Cette question prend tout son relief dans les sociétés démocratiques, c'est-à-dire dans celles où les conditions du vivre ensemble ne sont pas définies a priori, fixées par une tradition, ou imposées par une autorité. La démocratie constitue en effet le politique en un champ largement ouvert du fait même des tensions et des incertitudes qui la sous-tendent. Si elle apparaît depuis plus de deux siècles comme l'incontournable principe organisateur de tout ordre politique moderne, l'impératif que traduit cette évidence a en effet toujours été aussi ardent qu'imprécis. Parce qu'elle est fondatrice d'une expérience de liberté, la démocratie n'a cessé de constituer une solution problématique pour instituer une cité d'hommes libres. En elle se lient depuis longtemps le rêve du bien et la réalité du flou. Cette coexistence a ceci de particulier qu'elle ne tient pas principalement au fait qu'elle serait un idéal lointain sur lequel tout le monde s'accorderait, les divergences sur sa définition renvoyant à l'ordre des moyens à employer pour le réaliser. L'histoire de la démocratie n'est pas seulement pour cela celle d'une expérience contrariée ou d'une utopie trahie.
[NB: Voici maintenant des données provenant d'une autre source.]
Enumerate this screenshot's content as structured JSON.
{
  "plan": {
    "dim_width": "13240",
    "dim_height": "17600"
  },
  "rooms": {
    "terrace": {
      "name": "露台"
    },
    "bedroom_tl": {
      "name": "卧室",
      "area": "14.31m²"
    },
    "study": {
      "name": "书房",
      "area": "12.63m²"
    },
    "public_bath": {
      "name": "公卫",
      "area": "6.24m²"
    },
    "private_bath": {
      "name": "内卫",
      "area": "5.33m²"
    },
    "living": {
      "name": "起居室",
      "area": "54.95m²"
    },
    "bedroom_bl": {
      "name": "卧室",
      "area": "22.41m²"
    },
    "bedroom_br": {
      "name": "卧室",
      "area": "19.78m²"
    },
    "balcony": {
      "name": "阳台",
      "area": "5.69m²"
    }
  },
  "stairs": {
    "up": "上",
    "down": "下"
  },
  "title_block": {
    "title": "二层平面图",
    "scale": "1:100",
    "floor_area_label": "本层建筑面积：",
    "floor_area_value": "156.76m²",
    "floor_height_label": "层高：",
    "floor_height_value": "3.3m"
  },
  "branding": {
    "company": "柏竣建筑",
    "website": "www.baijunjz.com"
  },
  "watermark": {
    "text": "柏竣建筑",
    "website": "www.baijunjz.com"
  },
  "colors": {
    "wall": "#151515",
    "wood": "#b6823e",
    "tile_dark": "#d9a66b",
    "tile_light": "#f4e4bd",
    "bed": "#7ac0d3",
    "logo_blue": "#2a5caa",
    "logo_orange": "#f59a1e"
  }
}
Bien loin de correspondre à une simple incertitude pratique sur les voies de sa mise en oeuvre, le sens flottant de la démocratie participe plus fondamentalement de son essence. Il évoque un type de régime qui n'a cessé de résister à une catégorisation indiscutable. C'est de là que procède d'ailleurs la particularité du malaise qui sous-tend son histoire. Le cortège des déceptions et le sentiment des trahisons qui l'ont toujours accompagné ont été d'autant plus vifs que n'a cessé d'être inaccomplie sa définition. Un tel flottement constitue le ressort d'une quête et d'une insatisfaction qui peinent du même coup à s'expliciter. Il faut partir de ce fait pour comprendre la démocratie : en elle s'enchevêtrent l'histoire d'un désenchantement et l'histoire d'une indétermination.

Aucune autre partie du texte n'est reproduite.